Gambling is an activity where you risk something of value in the hope of winning more than you have invested. Typically, this is money or a physical item. It can be done in casinos, on online gambling websites, through lotteries and in private settings. It can be legal or illegal in your jurisdiction. Gambling can cause severe psychological, financial and social problems. It can also lead to other addictions, such as drug use or alcohol abuse. If you have a gambling problem, it’s important to seek treatment to manage your symptoms and prevent future damage.
Pathological gambling (PG) is an impulse control disorder and can have serious repercussions. Symptoms of PG include: a desire to gamble, despite negative consequences; lying to family members or therapists about the extent of gambling involvement; stealing money to fund a gambling habit; committing illegal acts, such as forgery, theft, embezzlement or fraud in order to finance gambling; and jeopardizing a job, education or relationship as a result of gambling. People who develop PG usually start gambling in their adolescence or young adulthood, and it often starts with strategic or face-to-face forms of gambling.
When someone is addicted to gambling, they can’t stop thinking about it. They have difficulty concentrating on other tasks, such as work or school. They are prone to making reckless decisions and are at higher risk for other mental health conditions, such as depression or anxiety. Fortunately, there are many treatment options available to help you overcome your gambling addiction and regain control of your life.
One way to overcome a gambling addiction is to surround yourself with positive people and activities. Try to find new hobbies and ways to relieve stress in your life that don’t involve gambling. It’s also helpful to practice mindfulness exercises, such as deep breathing and meditation. These techniques can calm the mind and distract you from unhealthy thoughts that may encourage you to gamble.

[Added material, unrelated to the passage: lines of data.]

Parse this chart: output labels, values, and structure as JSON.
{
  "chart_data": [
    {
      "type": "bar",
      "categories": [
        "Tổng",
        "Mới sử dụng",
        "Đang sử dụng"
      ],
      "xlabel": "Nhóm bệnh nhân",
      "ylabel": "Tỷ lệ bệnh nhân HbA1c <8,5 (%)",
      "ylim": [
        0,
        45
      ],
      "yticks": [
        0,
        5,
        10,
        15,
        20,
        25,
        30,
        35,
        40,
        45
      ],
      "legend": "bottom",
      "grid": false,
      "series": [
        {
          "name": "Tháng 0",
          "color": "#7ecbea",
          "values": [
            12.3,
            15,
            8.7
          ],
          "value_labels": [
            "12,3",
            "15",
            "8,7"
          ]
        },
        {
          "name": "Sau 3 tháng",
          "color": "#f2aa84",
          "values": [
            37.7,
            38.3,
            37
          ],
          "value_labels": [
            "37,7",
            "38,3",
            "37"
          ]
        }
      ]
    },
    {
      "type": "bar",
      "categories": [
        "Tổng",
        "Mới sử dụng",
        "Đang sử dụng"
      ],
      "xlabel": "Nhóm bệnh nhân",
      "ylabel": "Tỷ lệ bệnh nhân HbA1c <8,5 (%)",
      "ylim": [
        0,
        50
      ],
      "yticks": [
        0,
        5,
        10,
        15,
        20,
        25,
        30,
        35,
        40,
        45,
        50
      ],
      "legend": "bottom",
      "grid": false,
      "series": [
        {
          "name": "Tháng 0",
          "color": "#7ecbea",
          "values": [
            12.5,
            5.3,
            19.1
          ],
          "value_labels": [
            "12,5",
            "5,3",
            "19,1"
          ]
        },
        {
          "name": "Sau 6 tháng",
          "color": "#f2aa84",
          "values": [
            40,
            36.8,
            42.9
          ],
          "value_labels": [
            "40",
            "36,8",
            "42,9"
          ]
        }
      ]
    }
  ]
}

Another way to overcome a gambling addiction is to remove yourself from high-risk situations. This includes staying away from casinos and online gambling sites, avoiding gambling venues, and limiting how much cash you carry. You should also avoid socializing in gambling establishments and avoid using credit cards or taking out loans to fund your gambling.
Lastly, it’s important to talk about your gambling struggles with people who will support you. You can get help from a therapist or find a peer group like Gamblers Anonymous, which follows a 12-step model similar to Alcoholics Anonymous. Having an accountability partner – someone with whom you can share your progress and set goals – can be very beneficial when dealing with a gambling addiction.
The U.S Food and Drug Administration does not currently approve any medications to treat gambling disorder. However, psychotherapy — a term that encompasses several different types of treatments — can be effective. In psychotherapy, you work with a licensed mental health professional to identify and change unhealthy emotions, thoughts and behaviors that contribute to your gambling behavior.